Ich bin wahrscheinlich der älteste hier im Thread und habe komischerweise nur "mittlere" Probleme. Ähnlich wie Andrea trage ich seit anno dunnemal eine Brille gegen Weitsichtigkeit mit +3,5 Dioptrin. Aber die sog. "Alterssichtigkeit" hat nichts mit weitsichtig oder kurzsichtig zu tun, das ist im Prinzip die Unfähigkeit der Linse zu "akkomodieren", da die Linse im Alter immer starrer wird. Durch das Akkomodieren zieht sich die Linse zusammen, wodurch sich die Brechkraft erhöht und dadurch kann man Dinge scharfstellen, die sich nahe am Auge befinden. Das ist reine Physik.
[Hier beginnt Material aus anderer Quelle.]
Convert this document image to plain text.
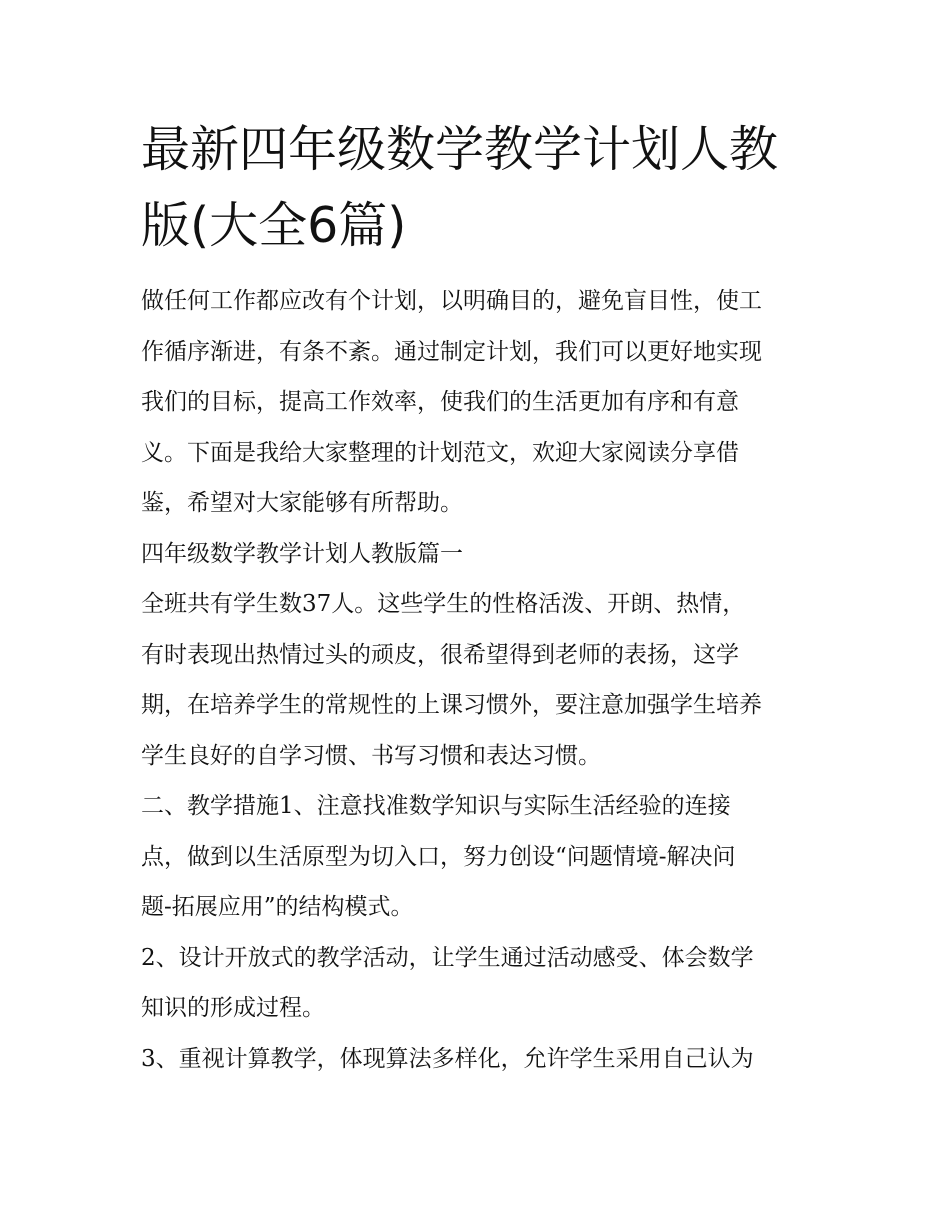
最新四年级数学教学计划人教
版(大全6篇)
做任何工作都应改有个计划，以明确目的，避免盲目性，使工
作循序渐进，有条不紊。通过制定计划，我们可以更好地实现
我们的目标，提高工作效率，使我们的生活更加有序和有意
义。下面是我给大家整理的计划范文，欢迎大家阅读分享借
鉴，希望对大家能够有所帮助。
四年级数学教学计划人教版篇一
全班共有学生数37人。这些学生的性格活泼、开朗、热情，
有时表现出热情过头的顽皮，很希望得到老师的表扬，这学
期，在培养学生的常规性的上课习惯外，要注意加强学生培养
学生良好的自学习惯、书写习惯和表达习惯。
二、教学措施1、注意找准数学知识与实际生活经验的连接
点，做到以生活原型为切入口，努力创设“问题情境-解决问
题-拓展应用”的结构模式。
2、设计开放式的教学活动，让学生通过活动感受、体会数学
知识的形成过程。
3、重视计算教学，体现算法多样化，允许学生采用自己认为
Von daher trifft dieses Problem der Alterssichtigkeit eigentlich irgendwann jeden Menschen, egal ob er schon eine Brille trägt oder nicht. Denn die vorhandene Brille korrigiert nur den grundsätzlich verformten Augapfel, bei Kurzsichtigkeit ist der Augapfel zu lang, d.h. die "Leinwand" (= Netzhaut) ist zu weit weg und bei Weitsichtigkeit ist der Augapfel zu kurz, die Netzhaut ist zu nahe an der Linse. Aber die Linse ist eben auch flexibel und gleicht es aus, ob man einen nahen oder fernen Gegenstand fokussiert. Und diese Fähigkeit "Nah und Fern" zu unterscheiden, die geht im Alter verloren. Deswegen benötigt jeder Mensch irgendwann eine Brille, die ca. +1 bis +2 Dioptrin auf die vorhandene Brille aufaddiert oder eben eine nicht vorhandene Brille notwendig macht, um nahe Gegenstände fokussieren zu können.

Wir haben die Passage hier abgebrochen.